Campagne de recrutement du gouvernement fédéral:
- Pour y arriver, le gouvernement s’engage dans des campagnes de recrutement au Royaume-Uni avec la création d’affiches publicitaires et s’engage à donner gratuitement les terres de l’Ouest afin d’attirer les immigrants.
Les causes de la Conférence interprovinciale de 1887
- Les défauts de l’AANB commencent à apparaître. Honoré Mercier du Parti national, Premier ministre du Québec de 1887-1894, devient le porte parole des critiques nationalistes.
- La langue et l’éducation sont des compétences provinciales. Alors, les minorités francophones des provinces anglophones perdent de plus en plus de droits linguistiques sans que le fédéral intervienne. Par exemple, le Manitoba abolit en 1890 la loi sur le système scolaire francophone catholique pour instaurer un seul système d’éducation anglophone et protestant.
- De plus, le gouvernement fédéral est trop centralisateur en faisant de l’ingérence dans les champs de compétence provincial. En effet, entre 1867 et 1896, il utilise plusieurs fois son droit de désaveu pour abolir des lois provinciales sans raison valable. Mercier veut faire pression sur le fédéral pour que celui-ci arrête d’abuser de son droit de désaveu.
La Conférence interprovinciale de 1887 (Conférence de Québec)
- Honoré Mercier organise donc une conférence avec les autres premiers ministres provinciaux à Québec dans le but de renforcer le respect de l’autonomie des provinces. Ce mouvement autonomiste est un mouvement politique qui cherche à protéger, préserver ou à augmenter l’autonomie des provinces. Macdonald, premier ministre fédéral, décide de ne pas s’y rendre.
- Lors de cette conférence, Honoré Mercier propose aux premiers ministres provinciaux de former une alliance afin de réduire l’ingérence ( intervention du fédéral dans les affaires du provincial). Ils souhaitent avant tout que le gouvernement fédéral s’abstienne d’utiliser son droit de désaveu qui nuit à la démocratie. Les provinces veulent aussi de nouvelles sources de financement (subventions) qui leur permettent d’appliquer leurs décisions de manière plus autonome, sans contrainte. Par exemple, le fédéral fait de l’ingérence en donnant une subvention pour la construction d’universités malgré que l’éducation soit une compétence provinciale. De plus, cette subvention est précise (construction d’universités), alors le provincial ne peut pas se servir de l’argent comme il le veut, il n’est donc pas autonome.
- Après la Conférence interprovincial, le gouvernement fédéral utilisera très peu son droit de désaveu.
Le rôle de la femme
- À cette époque, les femmes ne sont pas considérées comme égales aux hommes. Elles sont soumises à la domination masculine et cela restreint leur autonomie. Elles ont un statut juridique inférieur à celui des hommes. Tout comme les Premières Nations, elle est considérées comme mineurs devant la loi depuis l’adoption du code civil du Bas-Canada en 1866.

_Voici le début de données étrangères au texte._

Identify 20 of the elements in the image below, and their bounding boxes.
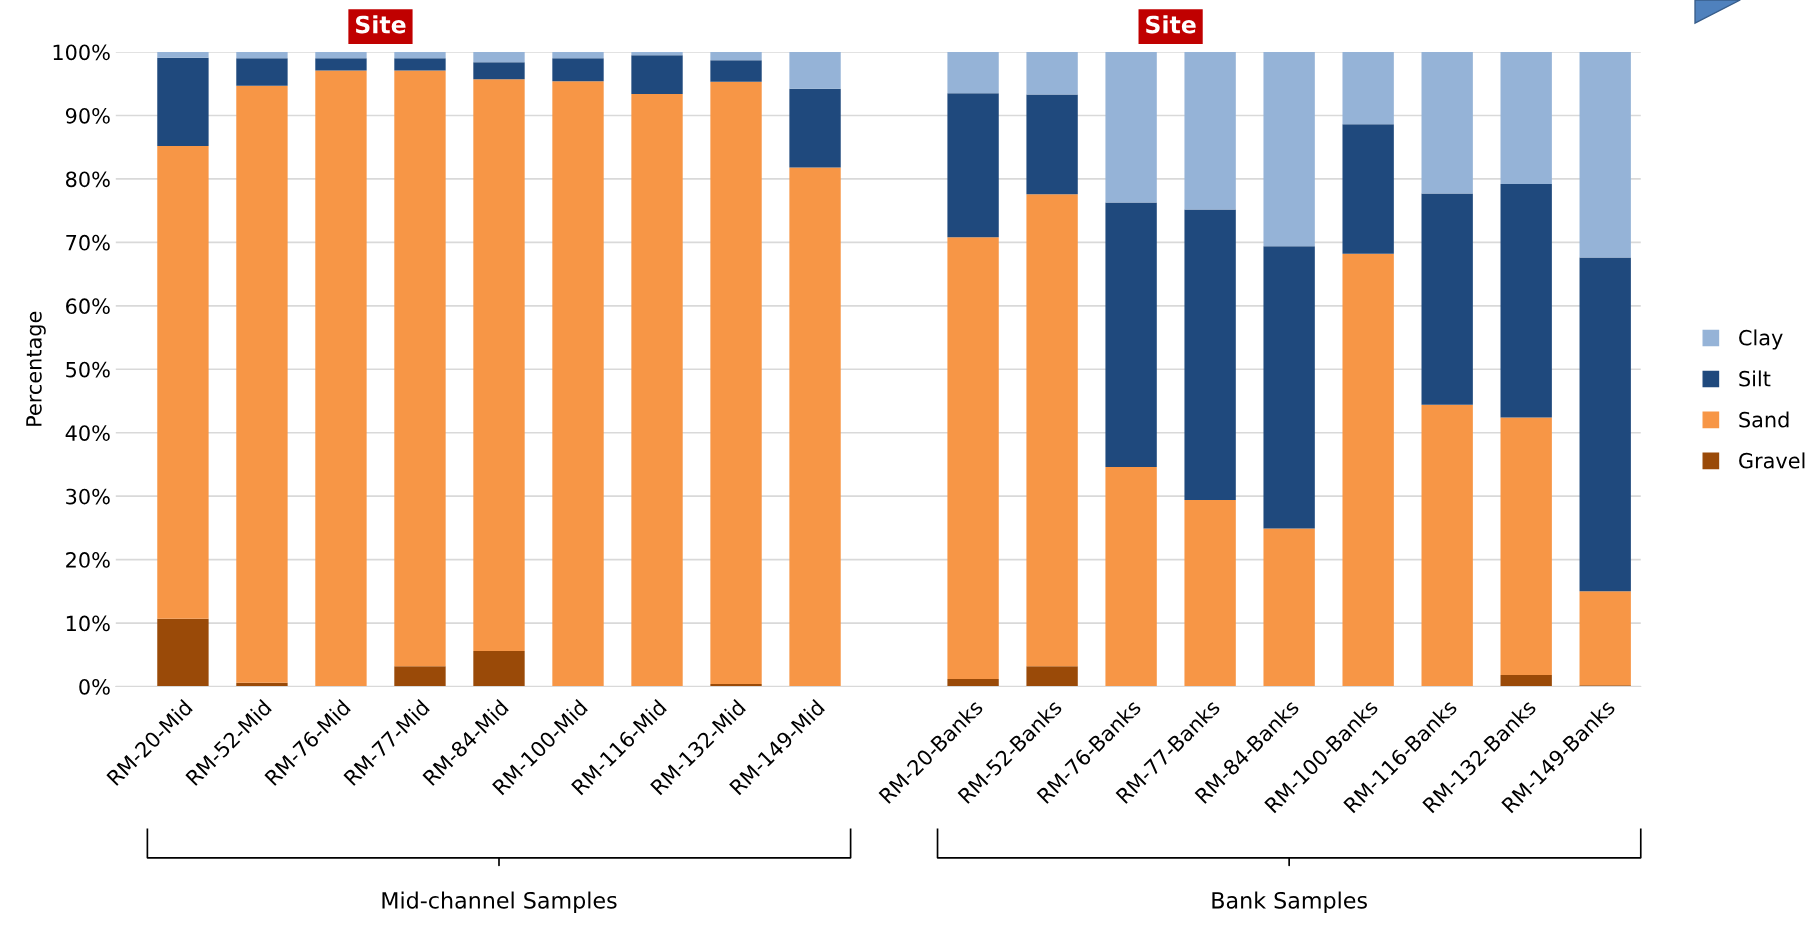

- Elles ont peu de droits: pas le droit de vote, pas le droit d’être candidate aux élections, pas le droit de signer des contrats, pas le droit de conserver son salaire, pas le droit d’aller à l’université, pas le droit de propriété et de compte de banque. En 1884, l’Université anglophone McGill sera la seule à commencer à accepter les femmes surtout en littérature.
- Lorsqu’elles sont célibataires, elles sont libres de travailler ou de devenir religieuse, mais lorsqu’elles se marient, elles doivent respecter leur rôle d’épouse, c’est-à-dire de s’occuper des tâches ménagères (repas, couture, lavage, ménage), des repas et surtout de faire des enfants. Lorsqu’elle a terminé ses tâches ménagères, elle peut consacrer son temps libre au bénévolat au seins d’organisme de charité et à la littérature féminine.
- L’homme a le rôle de pourvoyeur. Il travaille à l’extérieur de la maison et il s’occupe d’apporter de la nourriture et de l’argent pour subvenir aux besoins de sa famille.